BLOGUE. Pierre Duhaime, pdg de SNC-Lavalin, a démissionné. Ce geste marque la conclusion du premier chapitre d’une saga qui dure depuis plusieurs semaines.
Celle-ci a débuté avec des allégations de pots-de-vin en Libye pour un montant d’une trentaine de millions de dollars. Après enquête, on apprend que cette somme s’élèverait plutôt à 56 M$ et elle ne serait pas nécessairement reliée à la Libye. Il s’agirait de fonds utilisés pour payer des “agents” à l’étranger. Cette somme aurait été soumise au chef de la direction financière ainsi qu’au président du conseil qui ne l’aurait pas autorisée. En dépit de cela, Pierre Duhaime aurait permis cette dépense.

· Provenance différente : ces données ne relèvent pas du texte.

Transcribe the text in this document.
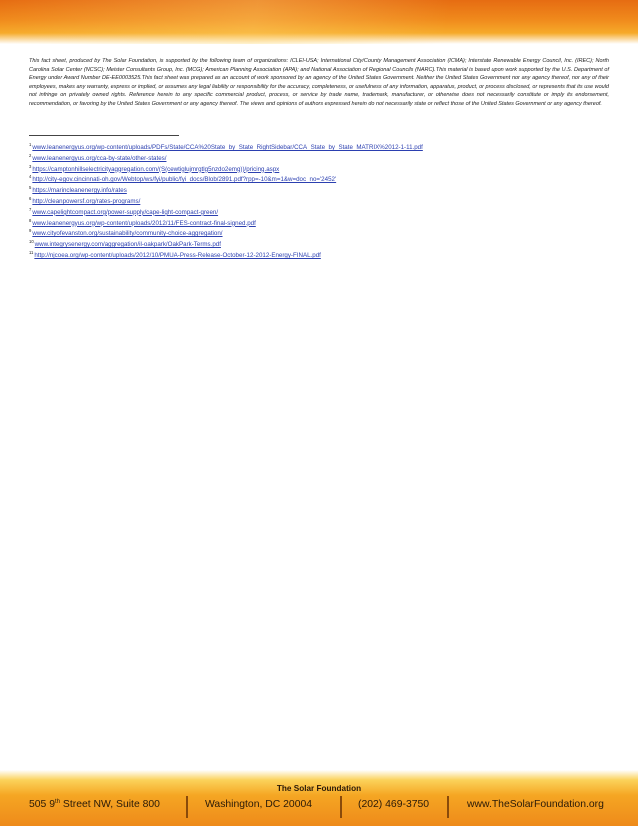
This fact sheet, produced by The Solar Foundation, is supported by the following team of organizations: ICLEI-USA; International City/County Management Association (ICMA); Interstate Renewable Energy Council, Inc. (IREC); North Carolina Solar Center (NCSC); Meister Consultants Group, Inc. (MCG); American Planning Association (APA); and National Association of Regional Councils (NARC).This material is based upon work supported by the U.S. Department of Energy under Award Number DE-EE0003525.This fact sheet was prepared as an account of work sponsored by an agency of the United States Government. Neither the United States Government nor any agency thereof, nor any of their employees, makes any warranty, express or implied, or assumes any legal liability or responsibility for the accuracy, completeness, or usefulness of any information, apparatus, product, or process disclosed, or represents that its use would not infringe on privately owned rights. Reference herein to any specific commercial product, process, or service by trade name, trademark, manufacturer, or otherwise does not necessarily constitute or imply its endorsement, recommendation, or favoring by the United States Government or any agency thereof. The views and opinions of authors expressed herein do not necessarily state or reflect those of the United States Government or any agency thereof.
$^1$www.leanenergyus.org/wp-content/uploads/PDFs/State/CCA%20State_by_State_RightSidebar/CCA_State_by_State_MATRIX%2012-1-11.pdf
$^2$www.leanenergyus.org/cca-by-state/other-states/
$^3$https://camptonhillselectricityaggregation.com/(S(cewtiglujmrgtlg5nzdo2emg))/pricing.aspx
$^4$http://city-egov.cincinnati-oh.gov/Webtop/ws/fyi/public/fyi_docs/Blob/2891.pdf?rpp=-10&m=1&w=doc_no='2452'
$^5$https://marincleanenergy.info/rates
$^6$http://cleanpowersf.org/rates-programs/
$^7$www.capelightcompact.org/power-supply/cape-light-compact-green/
$^8$www.leanenergyus.org/wp-content/uploads/2012/11/FES-contract-final-signed.pdf
$^9$www.cityofevanston.org/sustainability/community-choice-aggregation/
$^{10}$www.integrysenergy.com/aggregation/il-oakpark/OakPark-Terms.pdf
$^{11}$http://njcoea.org/wp-content/uploads/2012/10/PMUA-Press-Release-October-12-2012-Energy-FINAL.pdf
The Solar Foundation
505 9th Street NW, Suite 800	Washington, DC 20004	(202) 469-3750	www.TheSolarFoundation.org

Je résume: une somme de 56M$, sans aucun lien apparent avec les projets de SNC, aurait été dépensée sans autorisation. Et l’usage pour lequel celle-ci aurait été dépensée contreviendrait au code d’éthique de SNC.
À quoi peut-on s’attendre pour le chapitre 2 de cette saga? J’ai posé la question à Richard Leblanc, expert en gouvernance à l’Université York.
Q: Il doit y avoir beaucoup de gens nerveux aujourd'hui?R: Des administrateurs doivent dire à leur pdg, “Je n’irai pas en prison pour des contrats!” et des pdg doivent dire à leur équipe de direction, “ Si l’un de vous a autorisé le paiement de sommes qui ressemblent de près ou de loin à des pots-de-vin, j’exige de la savoir immédiatement!” On peut comparer “l’effet SNC” à “l’effet BP”. Après le déversement, de nombreuses sociétés prétrolières se sont soudainement inquiétées de la sécurité et de la fiabilité de leurs installations.
Q: Pourquoi s’en faire, SNC est canadienne et le Canada n’a pas de loi sur la corruption?
R: Non, mais les États-Unis ( SEC whistleblowing act & Foreign corrupt act ) et la Grande-Bretagne ( UK Bribary Act ) ont voté des lois musclées qui ont le bras long. Aux États-Unis, par exemple, les informateurs ( whislteblowers) n’ont plus à avertir d’abord l’entreprise concernée, ils peuvent se rendre directement à la SEC. Ce qui augmente d’un cran le niveau de risque auquel sont exposés les directions et les conseils qui “ne savent pas”.
Q: “L’ incident SNC” aura-t-il des répercussions chez d’autres conseils de sociétés canadiennes?
R: C’est inévitable. Les conseils sont confrontés à deux tendances opposées. D’une part, les entreprises canadiennes mènent de plus en plus d’affaires dans les pays émergents. C’est là que se trouve la croissance et les occasions d’affaires. Mais, ces pays ont une culture d’affaires et des contrôles qui n’ont rien à voir avec les nôtres. Pendant ce temps, les organismes réglementaires durcissent leurs positions et abaissent leur seuil de tolerance face à la corruption. Sans compter qu’ils introduisent des mesures qui personnalisent de plus en plus la responsabilité des administrateurs et des dirigeants. Les conseils se trouvent dans une position de plus en plus inconfortable. Ils doivent se protéger.
Q: Quelles leçons les conseils devraient-ils tirer de ce dérapage?R: 1- Ne prenez pas tout ce que votre PDG vous dit pour paroles d’Évangile. Vérifiez!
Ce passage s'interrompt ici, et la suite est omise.